Oregon’s attempt to establish a network of marine reserves—an excellent idea — appears to have sorta belly-flopped. Instead of the 20 marine protected areas proposed by conservationists, the state’s Ocean Policy Advisory Council is recommending just two.
Unfortunately, two does not a network make. That’s a shame because it’s a network of reserves that yields the most meaningful environmental and economic benefits. Networks of reserves, where fishing is prohibited, allow fish stocks to thrive. That’s obviously a benefit for the ocean ecosystem, but it’s also a benefit for the fishing industry. The evidence on this matter is, in fact, pretty solid: setting aside no-fishing areas can actually increase fishing yields. When fish populations have core places to sustain them, they end up being more plentiful both inside and outside the protected areas.
It’s good stuff, or it ought to be. But good ideas can run afoul of bad politics. As the Oregonian editorial board put it:
Marine biologists have convinced environmentalists, politicians, government regulators and newspaper editorial boards. In Oregon, though, scientists have failed to convince the commercial fishing industry and vocal parts of the communities supported by it.
…Oregon communities along the coast, already leery of marine reserves after an earlier such attempt when John Kitzhaber was governor, became inflamed with opposition to Kulongoski’s idea during months of public discussion of it.
It really may be that is was mainly a batch of especially vocal and influential folks who weren’t convinced.
Find this article interesting? Support more research like this with a gift!

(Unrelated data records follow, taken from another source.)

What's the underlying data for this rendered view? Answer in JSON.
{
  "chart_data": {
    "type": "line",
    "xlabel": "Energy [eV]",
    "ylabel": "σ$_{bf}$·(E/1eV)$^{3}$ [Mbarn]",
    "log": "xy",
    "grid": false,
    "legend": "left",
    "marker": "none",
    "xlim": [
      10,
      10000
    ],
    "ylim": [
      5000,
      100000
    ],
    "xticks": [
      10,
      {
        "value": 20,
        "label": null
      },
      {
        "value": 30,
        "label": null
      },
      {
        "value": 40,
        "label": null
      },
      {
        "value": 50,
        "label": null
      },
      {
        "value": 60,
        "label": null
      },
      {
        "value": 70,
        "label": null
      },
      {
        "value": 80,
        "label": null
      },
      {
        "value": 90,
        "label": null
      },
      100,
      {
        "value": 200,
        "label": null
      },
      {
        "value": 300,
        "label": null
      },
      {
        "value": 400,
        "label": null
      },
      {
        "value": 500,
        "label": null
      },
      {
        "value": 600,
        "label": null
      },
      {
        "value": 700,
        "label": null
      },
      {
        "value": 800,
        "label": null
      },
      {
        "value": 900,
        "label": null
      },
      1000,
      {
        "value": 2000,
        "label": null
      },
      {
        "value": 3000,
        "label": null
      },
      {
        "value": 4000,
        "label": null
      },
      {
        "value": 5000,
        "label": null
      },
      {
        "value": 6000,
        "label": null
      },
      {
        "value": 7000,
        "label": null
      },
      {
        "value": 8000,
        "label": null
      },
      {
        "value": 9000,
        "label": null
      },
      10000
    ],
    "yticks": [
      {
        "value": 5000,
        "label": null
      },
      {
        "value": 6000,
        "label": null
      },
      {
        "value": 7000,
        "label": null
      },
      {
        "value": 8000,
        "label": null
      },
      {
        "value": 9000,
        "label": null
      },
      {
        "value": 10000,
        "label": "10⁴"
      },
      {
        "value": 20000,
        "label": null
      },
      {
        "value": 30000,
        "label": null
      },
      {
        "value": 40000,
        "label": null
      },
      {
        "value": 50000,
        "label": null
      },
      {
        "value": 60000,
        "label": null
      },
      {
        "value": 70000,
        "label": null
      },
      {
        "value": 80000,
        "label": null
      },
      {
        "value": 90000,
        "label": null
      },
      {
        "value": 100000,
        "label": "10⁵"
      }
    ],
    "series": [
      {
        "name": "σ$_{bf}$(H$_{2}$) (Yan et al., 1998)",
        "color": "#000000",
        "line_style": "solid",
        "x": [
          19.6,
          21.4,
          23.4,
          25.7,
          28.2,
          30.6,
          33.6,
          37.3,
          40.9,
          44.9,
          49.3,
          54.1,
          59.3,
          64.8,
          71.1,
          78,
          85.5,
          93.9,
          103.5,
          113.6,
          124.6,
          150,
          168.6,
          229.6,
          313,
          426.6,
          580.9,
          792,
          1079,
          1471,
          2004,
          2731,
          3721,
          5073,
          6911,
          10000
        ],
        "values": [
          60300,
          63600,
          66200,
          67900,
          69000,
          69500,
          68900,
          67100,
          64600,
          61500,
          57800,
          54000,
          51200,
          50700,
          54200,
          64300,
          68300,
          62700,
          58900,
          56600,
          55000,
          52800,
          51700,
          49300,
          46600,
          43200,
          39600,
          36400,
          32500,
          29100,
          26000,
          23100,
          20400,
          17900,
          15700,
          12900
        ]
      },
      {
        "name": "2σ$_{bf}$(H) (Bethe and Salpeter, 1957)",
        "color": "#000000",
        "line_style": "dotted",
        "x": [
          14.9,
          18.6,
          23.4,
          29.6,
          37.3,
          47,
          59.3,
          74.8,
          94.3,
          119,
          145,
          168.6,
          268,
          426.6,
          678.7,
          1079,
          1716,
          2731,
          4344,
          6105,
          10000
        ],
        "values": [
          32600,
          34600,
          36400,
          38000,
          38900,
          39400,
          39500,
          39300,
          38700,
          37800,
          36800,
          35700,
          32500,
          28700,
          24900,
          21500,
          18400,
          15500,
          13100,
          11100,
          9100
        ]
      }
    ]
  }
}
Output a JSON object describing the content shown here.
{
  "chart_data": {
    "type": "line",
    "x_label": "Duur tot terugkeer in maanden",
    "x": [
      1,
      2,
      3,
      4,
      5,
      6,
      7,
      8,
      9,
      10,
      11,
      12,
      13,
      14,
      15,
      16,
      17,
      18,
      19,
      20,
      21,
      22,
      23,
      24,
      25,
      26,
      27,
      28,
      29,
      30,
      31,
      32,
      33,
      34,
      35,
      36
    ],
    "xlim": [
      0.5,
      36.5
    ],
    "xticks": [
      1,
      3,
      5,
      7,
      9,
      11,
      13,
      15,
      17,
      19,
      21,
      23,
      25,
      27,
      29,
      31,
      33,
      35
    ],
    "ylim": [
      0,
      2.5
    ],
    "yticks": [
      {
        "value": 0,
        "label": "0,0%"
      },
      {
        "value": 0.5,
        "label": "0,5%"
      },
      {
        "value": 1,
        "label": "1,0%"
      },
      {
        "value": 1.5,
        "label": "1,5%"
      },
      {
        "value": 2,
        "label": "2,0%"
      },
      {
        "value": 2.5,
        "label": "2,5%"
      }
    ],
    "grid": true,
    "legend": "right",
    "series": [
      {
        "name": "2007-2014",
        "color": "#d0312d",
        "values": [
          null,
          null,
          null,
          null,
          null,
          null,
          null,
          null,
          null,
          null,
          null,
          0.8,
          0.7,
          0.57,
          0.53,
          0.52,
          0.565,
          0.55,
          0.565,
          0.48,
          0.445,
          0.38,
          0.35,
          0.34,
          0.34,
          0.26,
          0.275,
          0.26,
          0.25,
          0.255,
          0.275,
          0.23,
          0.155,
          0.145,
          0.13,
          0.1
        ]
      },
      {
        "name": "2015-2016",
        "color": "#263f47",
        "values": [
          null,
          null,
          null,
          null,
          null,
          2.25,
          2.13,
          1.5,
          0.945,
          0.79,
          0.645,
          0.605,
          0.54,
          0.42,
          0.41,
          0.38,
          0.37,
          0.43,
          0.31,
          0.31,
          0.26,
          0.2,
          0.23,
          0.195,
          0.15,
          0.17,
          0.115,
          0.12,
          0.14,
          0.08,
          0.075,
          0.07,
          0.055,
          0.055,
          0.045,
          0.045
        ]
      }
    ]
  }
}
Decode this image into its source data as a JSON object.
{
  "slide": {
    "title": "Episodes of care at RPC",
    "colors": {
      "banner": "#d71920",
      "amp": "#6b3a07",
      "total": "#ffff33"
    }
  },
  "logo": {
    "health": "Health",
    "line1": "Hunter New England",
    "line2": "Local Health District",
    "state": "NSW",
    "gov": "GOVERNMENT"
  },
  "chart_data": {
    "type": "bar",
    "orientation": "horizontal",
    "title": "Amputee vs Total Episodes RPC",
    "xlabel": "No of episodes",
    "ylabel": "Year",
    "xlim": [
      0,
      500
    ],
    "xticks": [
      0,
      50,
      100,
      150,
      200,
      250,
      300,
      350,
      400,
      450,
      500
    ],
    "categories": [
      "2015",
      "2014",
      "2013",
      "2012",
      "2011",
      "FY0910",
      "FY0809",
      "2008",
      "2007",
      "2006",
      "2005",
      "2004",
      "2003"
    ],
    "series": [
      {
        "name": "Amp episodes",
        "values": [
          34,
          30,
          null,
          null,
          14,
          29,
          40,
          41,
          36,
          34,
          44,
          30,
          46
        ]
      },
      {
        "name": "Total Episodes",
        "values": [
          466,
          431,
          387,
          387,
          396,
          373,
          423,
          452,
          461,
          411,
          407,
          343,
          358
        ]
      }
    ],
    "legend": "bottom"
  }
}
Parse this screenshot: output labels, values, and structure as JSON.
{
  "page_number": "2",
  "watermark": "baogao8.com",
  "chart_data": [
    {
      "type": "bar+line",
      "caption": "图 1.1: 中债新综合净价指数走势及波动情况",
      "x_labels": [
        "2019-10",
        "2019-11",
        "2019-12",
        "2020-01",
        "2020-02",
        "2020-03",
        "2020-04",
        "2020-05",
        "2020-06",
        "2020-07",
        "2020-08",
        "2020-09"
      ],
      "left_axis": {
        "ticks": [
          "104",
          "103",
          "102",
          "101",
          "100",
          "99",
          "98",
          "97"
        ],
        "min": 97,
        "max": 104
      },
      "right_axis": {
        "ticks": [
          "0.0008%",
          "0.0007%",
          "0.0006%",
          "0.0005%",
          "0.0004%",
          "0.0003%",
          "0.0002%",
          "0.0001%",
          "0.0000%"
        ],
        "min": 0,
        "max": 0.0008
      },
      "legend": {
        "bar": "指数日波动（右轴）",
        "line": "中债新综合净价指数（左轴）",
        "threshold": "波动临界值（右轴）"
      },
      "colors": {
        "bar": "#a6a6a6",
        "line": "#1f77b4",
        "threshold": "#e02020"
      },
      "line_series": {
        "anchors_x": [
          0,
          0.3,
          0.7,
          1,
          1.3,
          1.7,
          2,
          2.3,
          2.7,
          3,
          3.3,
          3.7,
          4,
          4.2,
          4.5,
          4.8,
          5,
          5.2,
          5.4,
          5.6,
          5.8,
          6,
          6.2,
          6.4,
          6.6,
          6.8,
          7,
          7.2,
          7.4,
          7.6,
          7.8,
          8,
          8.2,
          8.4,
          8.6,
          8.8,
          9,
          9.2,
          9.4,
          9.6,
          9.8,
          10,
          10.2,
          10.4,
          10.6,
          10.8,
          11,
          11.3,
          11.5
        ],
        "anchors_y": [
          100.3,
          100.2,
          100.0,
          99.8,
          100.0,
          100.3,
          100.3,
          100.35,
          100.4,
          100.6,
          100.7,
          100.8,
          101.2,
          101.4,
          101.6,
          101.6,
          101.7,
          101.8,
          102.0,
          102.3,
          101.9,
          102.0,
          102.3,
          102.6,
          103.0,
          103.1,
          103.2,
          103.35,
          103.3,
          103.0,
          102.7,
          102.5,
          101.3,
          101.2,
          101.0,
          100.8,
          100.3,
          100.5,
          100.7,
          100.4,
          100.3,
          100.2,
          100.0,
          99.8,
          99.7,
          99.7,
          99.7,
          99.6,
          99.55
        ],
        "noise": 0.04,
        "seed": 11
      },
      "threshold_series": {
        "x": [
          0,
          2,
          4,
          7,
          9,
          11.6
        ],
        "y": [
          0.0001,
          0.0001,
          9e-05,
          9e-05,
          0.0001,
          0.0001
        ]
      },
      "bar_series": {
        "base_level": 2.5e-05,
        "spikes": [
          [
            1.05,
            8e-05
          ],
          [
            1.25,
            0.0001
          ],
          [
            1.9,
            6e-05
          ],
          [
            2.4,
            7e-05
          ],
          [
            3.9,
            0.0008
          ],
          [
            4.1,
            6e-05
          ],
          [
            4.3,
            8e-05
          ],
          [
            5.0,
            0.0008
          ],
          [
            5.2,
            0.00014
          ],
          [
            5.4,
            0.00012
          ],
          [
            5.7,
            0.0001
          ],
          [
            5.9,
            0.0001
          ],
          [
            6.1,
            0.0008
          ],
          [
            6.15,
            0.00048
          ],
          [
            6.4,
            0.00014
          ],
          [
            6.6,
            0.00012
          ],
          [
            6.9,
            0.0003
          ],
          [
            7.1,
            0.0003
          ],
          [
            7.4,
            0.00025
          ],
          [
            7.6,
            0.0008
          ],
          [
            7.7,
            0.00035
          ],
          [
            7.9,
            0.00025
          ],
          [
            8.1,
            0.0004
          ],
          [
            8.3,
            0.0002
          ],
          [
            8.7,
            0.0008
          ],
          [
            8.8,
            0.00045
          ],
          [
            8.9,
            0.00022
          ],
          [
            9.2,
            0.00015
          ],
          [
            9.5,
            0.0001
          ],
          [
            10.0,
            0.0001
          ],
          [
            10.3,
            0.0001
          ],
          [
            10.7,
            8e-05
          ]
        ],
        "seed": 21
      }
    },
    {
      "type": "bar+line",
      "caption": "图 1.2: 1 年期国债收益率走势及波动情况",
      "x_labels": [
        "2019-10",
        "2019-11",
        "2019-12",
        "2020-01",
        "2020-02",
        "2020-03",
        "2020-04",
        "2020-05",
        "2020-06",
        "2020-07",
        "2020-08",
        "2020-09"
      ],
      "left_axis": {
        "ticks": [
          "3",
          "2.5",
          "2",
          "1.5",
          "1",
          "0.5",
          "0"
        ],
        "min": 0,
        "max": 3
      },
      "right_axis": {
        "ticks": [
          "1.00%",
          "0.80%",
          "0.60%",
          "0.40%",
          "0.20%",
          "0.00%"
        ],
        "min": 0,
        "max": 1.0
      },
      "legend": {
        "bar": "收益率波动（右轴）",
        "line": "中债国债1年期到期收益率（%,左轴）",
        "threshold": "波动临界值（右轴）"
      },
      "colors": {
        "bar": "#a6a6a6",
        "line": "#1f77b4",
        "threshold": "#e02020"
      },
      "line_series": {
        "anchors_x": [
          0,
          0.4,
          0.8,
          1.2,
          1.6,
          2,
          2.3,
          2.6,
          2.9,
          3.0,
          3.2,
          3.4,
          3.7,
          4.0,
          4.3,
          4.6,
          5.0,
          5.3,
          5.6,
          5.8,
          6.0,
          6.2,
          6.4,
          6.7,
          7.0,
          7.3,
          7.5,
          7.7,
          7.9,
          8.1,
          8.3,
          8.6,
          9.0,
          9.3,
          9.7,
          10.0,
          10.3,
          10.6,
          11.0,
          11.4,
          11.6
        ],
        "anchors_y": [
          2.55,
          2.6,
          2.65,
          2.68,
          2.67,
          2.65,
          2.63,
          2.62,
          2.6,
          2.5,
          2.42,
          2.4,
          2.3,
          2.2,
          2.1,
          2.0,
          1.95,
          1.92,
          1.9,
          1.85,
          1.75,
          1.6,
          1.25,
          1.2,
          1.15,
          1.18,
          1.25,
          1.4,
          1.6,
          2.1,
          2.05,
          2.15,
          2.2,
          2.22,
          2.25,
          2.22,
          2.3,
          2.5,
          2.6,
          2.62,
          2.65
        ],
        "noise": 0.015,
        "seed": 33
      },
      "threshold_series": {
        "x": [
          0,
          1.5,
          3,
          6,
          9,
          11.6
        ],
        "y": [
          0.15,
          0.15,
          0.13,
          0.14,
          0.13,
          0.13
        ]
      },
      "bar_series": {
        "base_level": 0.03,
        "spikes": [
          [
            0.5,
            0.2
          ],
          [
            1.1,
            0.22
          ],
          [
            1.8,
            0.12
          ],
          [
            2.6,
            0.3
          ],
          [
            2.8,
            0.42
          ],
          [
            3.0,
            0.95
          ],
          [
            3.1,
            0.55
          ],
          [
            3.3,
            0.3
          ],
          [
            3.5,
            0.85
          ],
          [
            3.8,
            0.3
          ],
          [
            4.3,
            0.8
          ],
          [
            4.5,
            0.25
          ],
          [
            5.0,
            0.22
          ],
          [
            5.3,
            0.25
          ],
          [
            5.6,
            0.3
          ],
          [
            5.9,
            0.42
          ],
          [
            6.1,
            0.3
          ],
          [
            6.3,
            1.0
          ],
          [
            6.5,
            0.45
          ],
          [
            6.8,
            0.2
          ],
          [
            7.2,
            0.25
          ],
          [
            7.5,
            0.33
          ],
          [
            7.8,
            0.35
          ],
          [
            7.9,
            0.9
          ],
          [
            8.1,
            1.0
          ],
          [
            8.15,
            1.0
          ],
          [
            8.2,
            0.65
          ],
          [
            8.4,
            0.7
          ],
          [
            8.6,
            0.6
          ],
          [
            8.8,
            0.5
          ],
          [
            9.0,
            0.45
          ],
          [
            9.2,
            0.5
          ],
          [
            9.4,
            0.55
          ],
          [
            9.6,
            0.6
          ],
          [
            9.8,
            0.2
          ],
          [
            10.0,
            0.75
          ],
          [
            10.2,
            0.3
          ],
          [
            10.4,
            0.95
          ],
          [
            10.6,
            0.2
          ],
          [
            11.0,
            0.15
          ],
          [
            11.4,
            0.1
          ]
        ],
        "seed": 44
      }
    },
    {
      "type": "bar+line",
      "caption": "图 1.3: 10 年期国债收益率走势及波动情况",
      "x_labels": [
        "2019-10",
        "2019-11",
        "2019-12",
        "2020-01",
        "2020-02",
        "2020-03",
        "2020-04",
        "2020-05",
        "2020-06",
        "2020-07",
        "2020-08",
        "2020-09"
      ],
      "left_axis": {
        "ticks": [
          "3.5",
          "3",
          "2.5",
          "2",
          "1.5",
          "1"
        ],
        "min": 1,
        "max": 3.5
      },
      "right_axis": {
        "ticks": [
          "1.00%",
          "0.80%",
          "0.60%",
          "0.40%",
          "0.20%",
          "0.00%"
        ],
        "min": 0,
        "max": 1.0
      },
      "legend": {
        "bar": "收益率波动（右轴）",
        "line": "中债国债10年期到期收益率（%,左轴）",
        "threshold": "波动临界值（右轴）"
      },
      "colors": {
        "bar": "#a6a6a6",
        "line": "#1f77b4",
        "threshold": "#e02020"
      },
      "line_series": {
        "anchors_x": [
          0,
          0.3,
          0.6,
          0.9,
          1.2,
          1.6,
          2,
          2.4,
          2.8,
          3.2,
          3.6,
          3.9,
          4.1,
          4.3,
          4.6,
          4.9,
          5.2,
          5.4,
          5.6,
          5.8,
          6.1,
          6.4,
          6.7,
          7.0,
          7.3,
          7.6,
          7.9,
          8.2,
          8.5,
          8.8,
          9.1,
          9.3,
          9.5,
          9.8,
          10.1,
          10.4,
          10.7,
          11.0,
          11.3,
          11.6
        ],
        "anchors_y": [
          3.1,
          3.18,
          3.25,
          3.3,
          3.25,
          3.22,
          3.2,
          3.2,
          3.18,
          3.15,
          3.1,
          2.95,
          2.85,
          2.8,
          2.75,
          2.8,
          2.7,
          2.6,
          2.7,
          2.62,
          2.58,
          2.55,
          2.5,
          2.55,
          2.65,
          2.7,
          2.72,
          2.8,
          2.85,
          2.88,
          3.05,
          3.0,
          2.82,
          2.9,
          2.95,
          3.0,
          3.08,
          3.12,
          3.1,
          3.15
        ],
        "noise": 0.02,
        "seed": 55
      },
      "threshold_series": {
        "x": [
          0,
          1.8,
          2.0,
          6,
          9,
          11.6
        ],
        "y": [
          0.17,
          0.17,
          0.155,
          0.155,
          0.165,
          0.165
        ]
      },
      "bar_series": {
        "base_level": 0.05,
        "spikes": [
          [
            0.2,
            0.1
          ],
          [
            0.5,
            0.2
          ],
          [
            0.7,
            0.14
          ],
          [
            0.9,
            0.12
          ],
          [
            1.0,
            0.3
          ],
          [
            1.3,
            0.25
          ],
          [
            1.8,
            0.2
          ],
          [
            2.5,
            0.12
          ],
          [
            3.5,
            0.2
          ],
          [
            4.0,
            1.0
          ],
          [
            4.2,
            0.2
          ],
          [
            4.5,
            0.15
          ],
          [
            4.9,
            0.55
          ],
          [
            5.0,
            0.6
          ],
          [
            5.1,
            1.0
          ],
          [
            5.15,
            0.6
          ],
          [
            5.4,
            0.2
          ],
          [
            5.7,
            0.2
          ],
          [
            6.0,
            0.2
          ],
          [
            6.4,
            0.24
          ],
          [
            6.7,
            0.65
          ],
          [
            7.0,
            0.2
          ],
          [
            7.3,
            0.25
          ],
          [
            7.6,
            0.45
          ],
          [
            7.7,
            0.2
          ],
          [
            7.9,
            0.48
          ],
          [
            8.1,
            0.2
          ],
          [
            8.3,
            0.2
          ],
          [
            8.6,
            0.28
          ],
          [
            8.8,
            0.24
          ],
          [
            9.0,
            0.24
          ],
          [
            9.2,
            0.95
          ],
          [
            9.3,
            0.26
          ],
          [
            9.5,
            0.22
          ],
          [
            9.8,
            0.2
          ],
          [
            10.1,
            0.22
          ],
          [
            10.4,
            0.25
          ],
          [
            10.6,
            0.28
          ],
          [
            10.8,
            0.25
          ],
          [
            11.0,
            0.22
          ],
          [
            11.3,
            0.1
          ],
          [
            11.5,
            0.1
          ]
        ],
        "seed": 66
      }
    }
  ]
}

A November 2007 public opinion poll by Grove Insight found that 70 percent of Oregonians, and 58 percent of coastal communities, support marine reserves. Another poll from July 2008 again found 70 percent support across the state and 67 percent support along the coast.
A bummed-out editorial in the Eugene Register-Guard lays out what should happen next:
…the most realistic option for Kulongoski is to accept the council’s recommendations and to strive in what promises to be a highly problematic budgetary environment to find the funding for enforcement, as well as the monitoring and research, of the pilot reserve system.
But the governor also must make clear that the establishment of two tiny reserves is insufficient to restore Oregon’s ocean abundance. While such modest set-asides might benefit a few species, such as mussels and octopus that stay near one spot, others move in areas much larger than the proposed protected areas. Ultimately, there needs to be a string of strategically clustered reserves or broader swath of “marine protected areas,” where only limited fishing is allowed, to protect species such as yelloweye, canary and the heavily fished black rockfish.
Kulongoski should consult closely with ocean scientists, the Ocean Policy Advisory Council, the fishing industry and coastal communities and identify at least half a dozen or more areas that could be established as marine reserves within the next two to three years. That would require additional resources for mapping, scientific analysis, public feedback and other essential groundwork. If the Legislature can’t find the necessary funding, the governor should consider following the lead of counterparts in California and other states and create a public- private partnership with private foundations and other groups.
There’s some hope for this idea, I think. While the Advisory Council recommends establishing only two reserves, they also suggest that four other places go forward “for futher study.” Precisely what “further study” means is unclear, and no timeline is suggested, but it’s an opening that Governor Kulongoski should exploit.
It’s unfortunate, and a little odd, that a state as far-sighted as Oregon is actually the West Coast laggard on marine protection. It will be interesting to see if Kulongoski can do for the Oregon’s ocean what Tom McCall did for Oregon’s land.